8. The Commissioner of Income Tax (Appeals) granted relief to the assessee in the impugned order by following the order of his predecessor in assessment year 2003-04, which has now been confirmed by the Tribunal. The Department has not placed on record any fresh material to controvert the findings of Tribunal. Hence, we find no reason to interfere with the findings of Commissioner of Income Tax (Appeals) on this issue. Consequently, ground No. 3(a) and 3(b) raised in the appeal by Department are dismissed being devoid of any merits.

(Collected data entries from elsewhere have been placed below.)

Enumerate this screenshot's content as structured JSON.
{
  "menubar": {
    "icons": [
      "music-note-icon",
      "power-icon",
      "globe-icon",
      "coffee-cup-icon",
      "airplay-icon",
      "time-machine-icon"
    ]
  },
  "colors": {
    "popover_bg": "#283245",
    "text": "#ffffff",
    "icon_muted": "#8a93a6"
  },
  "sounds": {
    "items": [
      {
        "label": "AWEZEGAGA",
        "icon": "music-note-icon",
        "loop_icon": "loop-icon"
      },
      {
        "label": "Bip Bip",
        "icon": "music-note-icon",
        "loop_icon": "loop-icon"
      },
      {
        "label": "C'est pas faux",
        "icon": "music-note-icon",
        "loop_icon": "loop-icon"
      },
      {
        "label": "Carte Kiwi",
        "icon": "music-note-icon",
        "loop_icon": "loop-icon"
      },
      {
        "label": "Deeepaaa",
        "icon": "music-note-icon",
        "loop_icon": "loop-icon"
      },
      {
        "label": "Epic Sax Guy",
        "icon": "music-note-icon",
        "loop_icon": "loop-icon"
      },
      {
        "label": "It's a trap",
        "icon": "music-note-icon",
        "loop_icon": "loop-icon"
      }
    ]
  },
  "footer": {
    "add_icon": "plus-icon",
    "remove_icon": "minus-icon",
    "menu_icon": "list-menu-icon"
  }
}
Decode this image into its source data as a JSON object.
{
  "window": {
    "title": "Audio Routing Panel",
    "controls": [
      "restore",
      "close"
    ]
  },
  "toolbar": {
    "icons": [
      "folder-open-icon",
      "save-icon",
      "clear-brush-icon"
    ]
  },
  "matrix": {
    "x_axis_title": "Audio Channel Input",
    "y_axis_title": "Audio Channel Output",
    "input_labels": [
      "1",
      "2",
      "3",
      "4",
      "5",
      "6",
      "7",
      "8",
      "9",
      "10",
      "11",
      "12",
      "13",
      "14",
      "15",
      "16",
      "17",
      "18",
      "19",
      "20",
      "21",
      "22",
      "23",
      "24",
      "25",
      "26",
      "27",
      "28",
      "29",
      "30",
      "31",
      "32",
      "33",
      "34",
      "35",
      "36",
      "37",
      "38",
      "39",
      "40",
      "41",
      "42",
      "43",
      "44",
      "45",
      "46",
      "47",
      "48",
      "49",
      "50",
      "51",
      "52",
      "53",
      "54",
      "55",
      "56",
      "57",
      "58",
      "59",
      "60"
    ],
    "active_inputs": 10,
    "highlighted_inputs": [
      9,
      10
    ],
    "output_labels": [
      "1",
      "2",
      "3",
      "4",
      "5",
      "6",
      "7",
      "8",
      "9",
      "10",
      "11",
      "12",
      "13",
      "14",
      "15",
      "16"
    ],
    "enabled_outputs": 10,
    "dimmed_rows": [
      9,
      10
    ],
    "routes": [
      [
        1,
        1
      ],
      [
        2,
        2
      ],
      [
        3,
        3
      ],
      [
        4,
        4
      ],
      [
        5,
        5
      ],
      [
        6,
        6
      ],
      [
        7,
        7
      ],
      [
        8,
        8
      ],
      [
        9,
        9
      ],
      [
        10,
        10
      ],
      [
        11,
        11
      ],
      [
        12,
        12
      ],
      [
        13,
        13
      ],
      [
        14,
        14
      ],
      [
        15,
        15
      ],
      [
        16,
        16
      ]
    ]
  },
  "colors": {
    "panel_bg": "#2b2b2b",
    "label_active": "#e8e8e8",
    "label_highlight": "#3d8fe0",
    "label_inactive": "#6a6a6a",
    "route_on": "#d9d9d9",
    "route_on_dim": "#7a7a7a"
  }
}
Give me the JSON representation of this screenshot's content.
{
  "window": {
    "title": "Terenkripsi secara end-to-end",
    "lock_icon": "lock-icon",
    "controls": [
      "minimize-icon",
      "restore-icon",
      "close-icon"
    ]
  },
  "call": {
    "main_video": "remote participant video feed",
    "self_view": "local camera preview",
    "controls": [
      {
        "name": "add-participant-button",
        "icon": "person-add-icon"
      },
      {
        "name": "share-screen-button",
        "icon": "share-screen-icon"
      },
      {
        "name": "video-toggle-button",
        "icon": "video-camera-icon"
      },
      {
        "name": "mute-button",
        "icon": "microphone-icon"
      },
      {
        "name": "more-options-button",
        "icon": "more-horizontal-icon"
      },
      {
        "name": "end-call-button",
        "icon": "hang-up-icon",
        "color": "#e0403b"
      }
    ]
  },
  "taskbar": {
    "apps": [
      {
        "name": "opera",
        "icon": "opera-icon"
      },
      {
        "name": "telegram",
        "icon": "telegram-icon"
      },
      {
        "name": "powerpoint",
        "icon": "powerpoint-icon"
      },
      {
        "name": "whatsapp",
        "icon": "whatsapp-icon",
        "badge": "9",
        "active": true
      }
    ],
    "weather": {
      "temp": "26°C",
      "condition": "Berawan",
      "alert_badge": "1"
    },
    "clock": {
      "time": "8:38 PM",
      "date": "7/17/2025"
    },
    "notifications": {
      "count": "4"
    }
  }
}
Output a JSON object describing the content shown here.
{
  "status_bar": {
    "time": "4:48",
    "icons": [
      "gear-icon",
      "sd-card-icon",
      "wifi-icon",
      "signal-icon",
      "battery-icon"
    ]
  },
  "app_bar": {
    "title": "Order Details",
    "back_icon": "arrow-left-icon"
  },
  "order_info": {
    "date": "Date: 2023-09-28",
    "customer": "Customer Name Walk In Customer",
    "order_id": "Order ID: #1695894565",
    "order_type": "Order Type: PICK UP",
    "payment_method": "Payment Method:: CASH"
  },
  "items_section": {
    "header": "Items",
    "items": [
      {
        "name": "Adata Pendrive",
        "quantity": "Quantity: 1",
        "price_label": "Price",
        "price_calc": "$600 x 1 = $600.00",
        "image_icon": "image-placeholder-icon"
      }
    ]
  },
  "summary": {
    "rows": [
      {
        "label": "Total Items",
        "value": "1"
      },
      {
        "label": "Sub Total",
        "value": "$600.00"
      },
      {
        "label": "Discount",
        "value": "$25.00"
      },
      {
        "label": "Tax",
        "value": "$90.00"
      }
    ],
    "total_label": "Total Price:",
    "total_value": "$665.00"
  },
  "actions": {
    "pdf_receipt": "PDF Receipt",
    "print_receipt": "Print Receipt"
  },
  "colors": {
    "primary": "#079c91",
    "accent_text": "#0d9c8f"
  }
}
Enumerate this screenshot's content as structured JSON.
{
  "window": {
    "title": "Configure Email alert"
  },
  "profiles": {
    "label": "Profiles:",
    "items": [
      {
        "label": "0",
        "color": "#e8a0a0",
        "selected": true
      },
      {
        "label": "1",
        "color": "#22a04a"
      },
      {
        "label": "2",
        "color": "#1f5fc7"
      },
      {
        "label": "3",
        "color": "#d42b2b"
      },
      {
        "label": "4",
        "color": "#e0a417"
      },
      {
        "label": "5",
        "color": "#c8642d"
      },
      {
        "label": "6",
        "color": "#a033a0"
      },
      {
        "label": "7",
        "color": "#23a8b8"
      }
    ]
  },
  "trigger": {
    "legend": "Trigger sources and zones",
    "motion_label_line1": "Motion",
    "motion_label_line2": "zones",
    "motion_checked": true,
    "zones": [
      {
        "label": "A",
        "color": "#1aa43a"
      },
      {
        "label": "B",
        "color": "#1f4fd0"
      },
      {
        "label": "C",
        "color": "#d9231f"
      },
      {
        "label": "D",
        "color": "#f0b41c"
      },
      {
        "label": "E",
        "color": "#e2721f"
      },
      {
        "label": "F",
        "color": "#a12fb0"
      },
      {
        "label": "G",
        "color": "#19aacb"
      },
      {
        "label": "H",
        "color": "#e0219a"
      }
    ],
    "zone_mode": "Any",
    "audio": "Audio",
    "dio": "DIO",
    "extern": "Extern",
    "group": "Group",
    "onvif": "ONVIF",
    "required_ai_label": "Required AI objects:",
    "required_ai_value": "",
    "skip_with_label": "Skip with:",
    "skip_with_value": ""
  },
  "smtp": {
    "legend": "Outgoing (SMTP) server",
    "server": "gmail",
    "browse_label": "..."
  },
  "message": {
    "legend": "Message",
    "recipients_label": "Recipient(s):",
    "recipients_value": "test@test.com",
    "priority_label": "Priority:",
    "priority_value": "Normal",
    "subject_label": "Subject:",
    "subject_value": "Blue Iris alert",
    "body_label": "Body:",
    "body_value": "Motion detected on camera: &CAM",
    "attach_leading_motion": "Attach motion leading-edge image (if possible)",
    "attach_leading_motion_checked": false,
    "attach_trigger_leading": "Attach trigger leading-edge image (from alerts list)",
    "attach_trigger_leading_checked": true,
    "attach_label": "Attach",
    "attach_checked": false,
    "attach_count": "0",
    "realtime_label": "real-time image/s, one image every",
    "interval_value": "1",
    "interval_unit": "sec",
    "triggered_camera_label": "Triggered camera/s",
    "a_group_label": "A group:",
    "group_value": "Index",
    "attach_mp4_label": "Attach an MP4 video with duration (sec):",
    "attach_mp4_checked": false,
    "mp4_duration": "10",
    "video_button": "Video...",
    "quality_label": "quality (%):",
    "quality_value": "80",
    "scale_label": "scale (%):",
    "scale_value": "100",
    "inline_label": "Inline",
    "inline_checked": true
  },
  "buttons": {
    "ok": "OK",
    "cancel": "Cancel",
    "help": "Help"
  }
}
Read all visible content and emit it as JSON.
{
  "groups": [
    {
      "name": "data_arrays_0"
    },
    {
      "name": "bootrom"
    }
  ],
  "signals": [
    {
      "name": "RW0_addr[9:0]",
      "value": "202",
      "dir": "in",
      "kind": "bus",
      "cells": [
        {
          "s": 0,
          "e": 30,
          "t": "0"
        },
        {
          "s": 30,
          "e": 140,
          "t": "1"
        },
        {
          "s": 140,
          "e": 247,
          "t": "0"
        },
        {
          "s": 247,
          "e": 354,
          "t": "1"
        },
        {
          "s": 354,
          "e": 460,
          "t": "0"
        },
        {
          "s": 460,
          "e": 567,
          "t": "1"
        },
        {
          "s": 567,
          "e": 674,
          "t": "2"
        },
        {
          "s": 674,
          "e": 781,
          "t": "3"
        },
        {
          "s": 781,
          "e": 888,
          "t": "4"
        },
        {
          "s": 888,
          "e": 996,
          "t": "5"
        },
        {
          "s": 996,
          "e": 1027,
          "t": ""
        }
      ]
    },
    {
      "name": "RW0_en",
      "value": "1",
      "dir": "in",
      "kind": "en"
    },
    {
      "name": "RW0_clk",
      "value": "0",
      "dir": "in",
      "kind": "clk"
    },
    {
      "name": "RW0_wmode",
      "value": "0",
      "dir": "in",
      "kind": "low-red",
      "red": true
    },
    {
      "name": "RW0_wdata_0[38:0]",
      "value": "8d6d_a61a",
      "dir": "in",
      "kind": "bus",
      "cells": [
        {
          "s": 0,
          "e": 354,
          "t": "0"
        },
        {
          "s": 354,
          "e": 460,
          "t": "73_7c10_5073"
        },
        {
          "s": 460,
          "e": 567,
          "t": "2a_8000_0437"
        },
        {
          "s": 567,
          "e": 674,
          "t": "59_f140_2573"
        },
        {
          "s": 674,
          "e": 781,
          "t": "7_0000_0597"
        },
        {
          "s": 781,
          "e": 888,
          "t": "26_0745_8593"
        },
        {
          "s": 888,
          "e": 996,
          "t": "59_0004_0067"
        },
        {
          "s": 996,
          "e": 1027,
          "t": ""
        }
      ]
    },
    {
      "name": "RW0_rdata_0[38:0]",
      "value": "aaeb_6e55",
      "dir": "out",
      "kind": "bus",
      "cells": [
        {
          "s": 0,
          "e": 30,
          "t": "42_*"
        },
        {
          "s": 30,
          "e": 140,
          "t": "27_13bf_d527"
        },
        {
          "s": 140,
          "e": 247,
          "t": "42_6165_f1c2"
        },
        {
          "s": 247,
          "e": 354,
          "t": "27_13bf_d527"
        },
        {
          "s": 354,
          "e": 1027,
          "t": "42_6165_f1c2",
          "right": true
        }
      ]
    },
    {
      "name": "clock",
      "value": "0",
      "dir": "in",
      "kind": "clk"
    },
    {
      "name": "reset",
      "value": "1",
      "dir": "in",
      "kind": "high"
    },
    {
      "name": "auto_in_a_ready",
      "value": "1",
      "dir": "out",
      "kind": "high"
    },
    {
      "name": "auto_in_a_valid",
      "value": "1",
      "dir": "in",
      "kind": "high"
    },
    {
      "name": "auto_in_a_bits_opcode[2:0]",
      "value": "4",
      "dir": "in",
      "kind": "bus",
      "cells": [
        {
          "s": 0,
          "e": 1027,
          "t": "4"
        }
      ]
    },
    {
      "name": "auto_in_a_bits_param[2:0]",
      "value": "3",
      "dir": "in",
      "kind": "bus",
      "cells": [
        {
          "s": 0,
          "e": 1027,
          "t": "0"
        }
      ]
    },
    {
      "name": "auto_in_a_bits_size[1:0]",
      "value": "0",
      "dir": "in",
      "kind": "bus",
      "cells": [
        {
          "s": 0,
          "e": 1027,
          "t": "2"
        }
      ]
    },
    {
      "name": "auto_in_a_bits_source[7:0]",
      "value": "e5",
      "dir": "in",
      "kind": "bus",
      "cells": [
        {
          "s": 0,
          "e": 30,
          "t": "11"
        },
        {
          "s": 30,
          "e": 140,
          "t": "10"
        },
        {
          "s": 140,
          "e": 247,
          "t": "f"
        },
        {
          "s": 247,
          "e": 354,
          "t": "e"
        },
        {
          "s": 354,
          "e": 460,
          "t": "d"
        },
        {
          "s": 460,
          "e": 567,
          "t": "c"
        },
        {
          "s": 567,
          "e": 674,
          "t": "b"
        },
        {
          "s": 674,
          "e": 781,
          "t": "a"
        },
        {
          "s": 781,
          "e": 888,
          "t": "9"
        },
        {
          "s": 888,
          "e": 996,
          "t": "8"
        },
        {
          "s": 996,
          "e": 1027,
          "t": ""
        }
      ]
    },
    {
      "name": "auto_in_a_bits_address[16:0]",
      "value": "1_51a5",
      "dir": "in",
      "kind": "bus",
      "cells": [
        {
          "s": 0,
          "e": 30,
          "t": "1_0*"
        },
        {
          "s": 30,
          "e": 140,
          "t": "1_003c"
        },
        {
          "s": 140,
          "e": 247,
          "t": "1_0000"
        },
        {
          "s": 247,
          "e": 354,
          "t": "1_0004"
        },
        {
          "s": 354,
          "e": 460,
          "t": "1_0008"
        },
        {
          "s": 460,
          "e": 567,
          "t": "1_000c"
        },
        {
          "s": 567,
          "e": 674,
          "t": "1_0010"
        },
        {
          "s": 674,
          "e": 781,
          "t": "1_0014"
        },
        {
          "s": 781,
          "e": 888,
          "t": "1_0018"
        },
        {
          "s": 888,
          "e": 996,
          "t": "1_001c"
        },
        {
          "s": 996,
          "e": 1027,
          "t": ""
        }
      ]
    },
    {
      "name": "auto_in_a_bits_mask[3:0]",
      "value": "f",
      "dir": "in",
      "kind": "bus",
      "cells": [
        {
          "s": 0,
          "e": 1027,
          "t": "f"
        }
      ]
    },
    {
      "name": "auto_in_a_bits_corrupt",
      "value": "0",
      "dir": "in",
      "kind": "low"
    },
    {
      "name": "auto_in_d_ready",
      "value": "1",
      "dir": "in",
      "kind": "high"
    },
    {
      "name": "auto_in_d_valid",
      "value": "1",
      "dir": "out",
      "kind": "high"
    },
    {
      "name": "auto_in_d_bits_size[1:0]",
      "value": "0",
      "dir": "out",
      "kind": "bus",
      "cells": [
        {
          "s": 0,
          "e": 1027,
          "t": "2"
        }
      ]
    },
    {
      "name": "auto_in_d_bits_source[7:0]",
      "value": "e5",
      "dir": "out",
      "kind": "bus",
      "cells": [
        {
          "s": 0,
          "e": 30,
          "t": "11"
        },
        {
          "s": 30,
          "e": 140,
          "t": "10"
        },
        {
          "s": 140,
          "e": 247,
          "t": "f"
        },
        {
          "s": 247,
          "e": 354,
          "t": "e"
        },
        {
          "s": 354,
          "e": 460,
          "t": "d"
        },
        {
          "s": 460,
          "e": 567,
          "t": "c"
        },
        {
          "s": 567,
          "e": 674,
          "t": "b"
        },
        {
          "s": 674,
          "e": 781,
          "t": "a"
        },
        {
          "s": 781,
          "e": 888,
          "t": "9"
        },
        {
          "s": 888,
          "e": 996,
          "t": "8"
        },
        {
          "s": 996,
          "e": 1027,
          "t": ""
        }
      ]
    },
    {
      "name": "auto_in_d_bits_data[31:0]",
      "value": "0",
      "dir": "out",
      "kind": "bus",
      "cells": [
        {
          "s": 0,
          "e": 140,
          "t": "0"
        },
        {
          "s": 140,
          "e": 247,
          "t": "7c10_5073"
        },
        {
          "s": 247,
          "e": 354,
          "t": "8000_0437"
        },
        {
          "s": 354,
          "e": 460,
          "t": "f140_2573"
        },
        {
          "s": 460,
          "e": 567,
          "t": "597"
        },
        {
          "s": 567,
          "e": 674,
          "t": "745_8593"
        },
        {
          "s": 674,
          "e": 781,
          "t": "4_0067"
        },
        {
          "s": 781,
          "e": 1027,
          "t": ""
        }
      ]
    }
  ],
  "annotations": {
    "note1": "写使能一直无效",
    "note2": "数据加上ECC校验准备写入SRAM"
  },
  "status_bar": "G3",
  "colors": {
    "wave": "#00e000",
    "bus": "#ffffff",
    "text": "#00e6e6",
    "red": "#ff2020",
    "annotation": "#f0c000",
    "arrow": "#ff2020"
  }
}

9. The ground No. 4 is general in nature, hence, requires no adjudication.

10. In the result, the appeal of Revenue is dismissed.

ITA No.477/PUN/2014, (A.Y. 2010-11)

11. Both the sides are unanimous in stating that the facts and the grounds of appeal in ITA No. 477/PUN/2014 are identical to the grounds raised in ITA No. 476/PUN/2014. Thus, in view of the fact that the issue raised in the appeal are identical and are arising from same set of facts, the findings given by us while adjudicating the appeal in ITA No. 476/PUN/2014 would mutatis mutandis apply to the appeal in ITA No. 477/PUN/2014, as well. Accordingly, the appeal of Revenue is dismissed in the same terms.

12. To sum up, both the appeals by the Revenue are dismissed.